Pub Date: Jan. 13th, 2026
ISBN: 9780525655152
Publisher: Knopf

A multigenerational saga of high and low classes in Pakistan.

In his debut, the Pulitzer Prize– and National Book Award–finalist story collection In Other Rooms, Other Wonders (2009), Mueenuddin deployed elegant prose to harshly critique a callow and often corrupt Pakistani aristocracy. In this book, his passion for the theme has only deepened. The constant thread and symbolic figure in this story is Bayazid (aka Yazid), who’s discovered on the streets of Rawalpindi as a child in the mid-1950s and put to work at a tea stall, eventually serving as a driver for a wealthy landowning family, the Atars. As a child, he demonstrates the skills necessary to serve the aristocracy: unquestioning loyalty, personability, and a capacity to deliver violence when necessary.

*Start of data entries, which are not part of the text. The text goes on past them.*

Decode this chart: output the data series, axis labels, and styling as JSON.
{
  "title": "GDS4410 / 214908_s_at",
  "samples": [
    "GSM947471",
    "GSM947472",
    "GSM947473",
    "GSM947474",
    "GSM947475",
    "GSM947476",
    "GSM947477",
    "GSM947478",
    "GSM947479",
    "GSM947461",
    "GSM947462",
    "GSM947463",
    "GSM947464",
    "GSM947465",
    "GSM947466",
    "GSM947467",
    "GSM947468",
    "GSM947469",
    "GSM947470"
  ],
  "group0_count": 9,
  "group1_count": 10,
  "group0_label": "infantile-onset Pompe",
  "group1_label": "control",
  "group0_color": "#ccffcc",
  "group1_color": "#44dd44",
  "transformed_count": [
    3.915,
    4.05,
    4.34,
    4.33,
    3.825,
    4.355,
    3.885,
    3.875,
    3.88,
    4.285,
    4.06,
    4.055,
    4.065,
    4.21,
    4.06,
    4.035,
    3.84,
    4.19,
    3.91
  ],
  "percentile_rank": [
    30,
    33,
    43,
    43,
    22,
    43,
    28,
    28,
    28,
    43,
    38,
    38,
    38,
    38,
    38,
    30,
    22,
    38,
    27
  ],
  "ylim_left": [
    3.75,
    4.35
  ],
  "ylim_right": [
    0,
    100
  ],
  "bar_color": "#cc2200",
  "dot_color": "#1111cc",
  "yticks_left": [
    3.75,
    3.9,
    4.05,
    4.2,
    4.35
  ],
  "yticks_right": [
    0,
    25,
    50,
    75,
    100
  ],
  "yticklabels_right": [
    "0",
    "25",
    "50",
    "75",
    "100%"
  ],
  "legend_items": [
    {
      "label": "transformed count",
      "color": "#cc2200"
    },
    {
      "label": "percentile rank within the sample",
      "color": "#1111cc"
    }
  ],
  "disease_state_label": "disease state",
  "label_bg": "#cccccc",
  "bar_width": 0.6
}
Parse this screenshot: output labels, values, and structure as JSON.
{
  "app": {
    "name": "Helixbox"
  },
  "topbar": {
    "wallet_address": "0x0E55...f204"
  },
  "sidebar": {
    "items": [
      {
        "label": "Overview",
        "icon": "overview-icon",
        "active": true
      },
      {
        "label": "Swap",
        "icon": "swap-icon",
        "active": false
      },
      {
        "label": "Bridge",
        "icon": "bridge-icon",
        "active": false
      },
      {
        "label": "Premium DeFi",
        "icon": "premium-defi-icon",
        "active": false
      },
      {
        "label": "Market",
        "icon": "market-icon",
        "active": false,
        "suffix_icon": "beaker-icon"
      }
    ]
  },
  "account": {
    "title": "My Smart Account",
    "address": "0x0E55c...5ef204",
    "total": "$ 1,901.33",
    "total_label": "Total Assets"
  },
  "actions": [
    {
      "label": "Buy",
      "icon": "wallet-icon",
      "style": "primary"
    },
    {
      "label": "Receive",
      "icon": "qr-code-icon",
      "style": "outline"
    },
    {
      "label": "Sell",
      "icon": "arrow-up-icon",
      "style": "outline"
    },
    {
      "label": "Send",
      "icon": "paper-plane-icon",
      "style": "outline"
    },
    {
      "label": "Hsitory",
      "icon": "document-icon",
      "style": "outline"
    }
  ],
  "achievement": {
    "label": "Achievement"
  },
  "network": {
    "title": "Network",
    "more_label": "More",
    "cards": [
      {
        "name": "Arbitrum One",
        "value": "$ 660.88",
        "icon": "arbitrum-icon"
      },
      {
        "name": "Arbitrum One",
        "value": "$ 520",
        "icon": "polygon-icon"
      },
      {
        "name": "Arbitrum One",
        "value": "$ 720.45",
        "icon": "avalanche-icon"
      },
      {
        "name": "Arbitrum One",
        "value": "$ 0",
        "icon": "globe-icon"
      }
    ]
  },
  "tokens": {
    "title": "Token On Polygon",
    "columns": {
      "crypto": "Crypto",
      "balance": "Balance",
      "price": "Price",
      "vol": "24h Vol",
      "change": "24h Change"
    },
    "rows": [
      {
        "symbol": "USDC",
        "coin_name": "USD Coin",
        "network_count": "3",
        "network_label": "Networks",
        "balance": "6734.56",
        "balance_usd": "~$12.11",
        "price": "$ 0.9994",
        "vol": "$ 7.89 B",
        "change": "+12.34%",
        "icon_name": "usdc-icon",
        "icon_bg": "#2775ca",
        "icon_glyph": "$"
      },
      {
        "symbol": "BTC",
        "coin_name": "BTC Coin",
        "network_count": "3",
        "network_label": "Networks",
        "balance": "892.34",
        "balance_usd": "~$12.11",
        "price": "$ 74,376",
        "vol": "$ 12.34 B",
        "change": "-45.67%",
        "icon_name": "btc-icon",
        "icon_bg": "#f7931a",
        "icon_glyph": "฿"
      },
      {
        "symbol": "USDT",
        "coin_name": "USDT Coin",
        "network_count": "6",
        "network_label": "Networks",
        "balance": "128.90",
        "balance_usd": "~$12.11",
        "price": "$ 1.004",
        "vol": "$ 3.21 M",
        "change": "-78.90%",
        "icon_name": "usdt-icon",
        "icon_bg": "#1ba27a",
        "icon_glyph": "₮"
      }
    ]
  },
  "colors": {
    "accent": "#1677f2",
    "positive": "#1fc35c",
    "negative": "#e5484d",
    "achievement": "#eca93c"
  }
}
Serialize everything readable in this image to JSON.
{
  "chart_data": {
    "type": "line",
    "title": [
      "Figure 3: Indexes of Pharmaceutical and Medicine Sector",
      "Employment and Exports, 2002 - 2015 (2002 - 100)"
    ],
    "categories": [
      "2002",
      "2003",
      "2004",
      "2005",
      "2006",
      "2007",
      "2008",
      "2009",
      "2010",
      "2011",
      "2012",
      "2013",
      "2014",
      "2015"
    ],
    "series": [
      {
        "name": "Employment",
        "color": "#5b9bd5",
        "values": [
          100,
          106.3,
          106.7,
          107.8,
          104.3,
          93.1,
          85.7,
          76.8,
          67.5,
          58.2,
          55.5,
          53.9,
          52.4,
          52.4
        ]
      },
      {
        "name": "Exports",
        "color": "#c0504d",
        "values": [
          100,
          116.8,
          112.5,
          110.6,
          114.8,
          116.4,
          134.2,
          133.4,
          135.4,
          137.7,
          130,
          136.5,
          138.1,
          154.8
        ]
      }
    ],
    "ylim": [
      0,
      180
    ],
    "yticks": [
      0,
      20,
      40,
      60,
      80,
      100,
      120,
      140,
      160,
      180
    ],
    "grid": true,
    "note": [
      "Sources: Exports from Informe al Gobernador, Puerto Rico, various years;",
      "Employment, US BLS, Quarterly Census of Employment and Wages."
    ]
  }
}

As the story moves into the late 20th and early 21st century, Mueenuddin explores how the wealthy classes, gangsters, and corrupt police intertwine, and how a sense of entitlement powers all of them. That’s most visible in the relationship between Hisham, a scion of the Atar family, and his wife, Shahnaz; though a well-educated member of an elite family (one observer notes that she’s “the real brains of that operation”), she’s relegated to managing servants and abiding Hisham’s infidelities. In the book's closing acts, Mueenuddin reveals the consequences of defying this broken but intractable caste system, largely through Chaudrey Mohammad Saqib, a manager of the Atars’ nearby farm, whose missteps expose his bosses’ cruelty. Mueenuddin delivers all this in a graceful style that dignifies the lower-caste characters and intensifies the unjustness of their treatment. In his old age, Yazid has bulked up with the years, well-fed but unwell—another symbol for a class system that rewards loyalty with oppression and disloyalty with worse.

A potent and nuanced tale about the abuse of an underclass in ways both subtle and overt.